There are a lot of people like me out there. Wendy over at Pound refers to her lifestyle as “this thing I’m doing.” There was recently a survey that said less people were “on a diet”, and those who were dieting were “more likely to be on diets of their own making rather than following diets prescribed by physicians or by diet food marketers.”
I cracked open the aqua-marine cover of my South Beach Diet book last weekend to see how closely I was following the plan since it’d been about two years since I’d read the book. I discovered I have been eating the wrong kind of oatmeal, all the couscous I’ve been consuming hasn’t been Kosher, and that peas are starchy and I shouldn’t be raiding their pods so much.

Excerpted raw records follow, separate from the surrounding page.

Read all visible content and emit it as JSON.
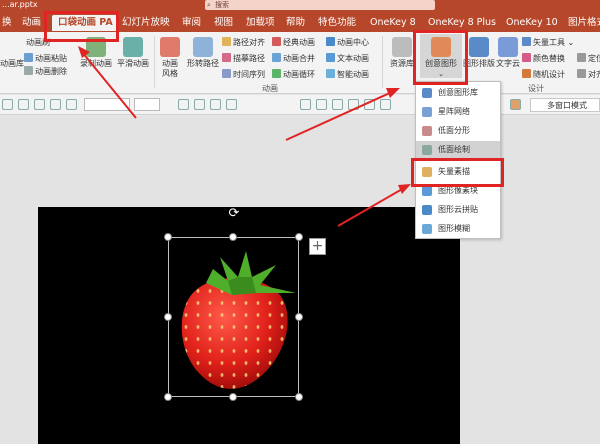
{
  "titlebar": {
    "filename": "...ar.pptx",
    "search_placeholder": "搜索"
  },
  "tabs": [
    "换",
    "动画",
    "口袋动画 PA",
    "幻灯片放映",
    "审阅",
    "视图",
    "加载项",
    "帮助",
    "特色功能",
    "OneKey 8",
    "OneKey 8 Plus",
    "OneKey 10",
    "图片格式"
  ],
  "ribbon": {
    "left": {
      "lib": "动画库",
      "paste": "动画粘贴",
      "del": "动画删除",
      "top": "动画刷",
      "record": "录制动画",
      "smooth": "平滑动画"
    },
    "anim": {
      "style": "动画\n风格",
      "path": "形转路径",
      "align": "路径对齐",
      "capture": "描摹路径",
      "seq": "时间序列",
      "classic": "经典动画",
      "merge": "动画合并",
      "loop": "动画循环",
      "center": "动画中心",
      "text": "文本动画",
      "smart": "智能动画",
      "group": "动画"
    },
    "design": {
      "res": "资源库",
      "creative": "创意图形",
      "layout": "图形排版",
      "textcloud": "文字云",
      "vector": "矢量工具",
      "color": "颜色替换",
      "random": "随机设计",
      "locate": "定位",
      "align": "对齐",
      "group": "设计"
    }
  },
  "strip": {
    "window_mode": "多窗口模式"
  },
  "dropdown": [
    "创意图形库",
    "星阵网络",
    "低面分形",
    "低面绘制",
    "矢量素描",
    "图形像素块",
    "图形云拼贴",
    "图形模糊"
  ],
  "colors": {
    "accent": "#b7472a",
    "annotation": "#e02424"
  }
}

Then I closed the book, put it back on the shelf and thought, “Well, that’s lovely,” and made some couscous and peas. What I’m doing seems to be working anyway. I don’t want to give up my Pine Nut couscous or my Baked Apple Instant Oatmeal. For the most part, I still am following the South Beach plan, but I’ve made my own modifications, picking out the parts I like best and rationalizing any indiscretions. It’s the buffet style approach, which is the same way many people approach religion. There are plenty of Catholics who use birth control despite what the pope might say. I guess I’m doing South Beach: PastaQueen Style.
Diet or anti-diet, I don’t even know what those words mean anymore. I’m just going to eat, drink and be merry. I’ll save a place at the table for you.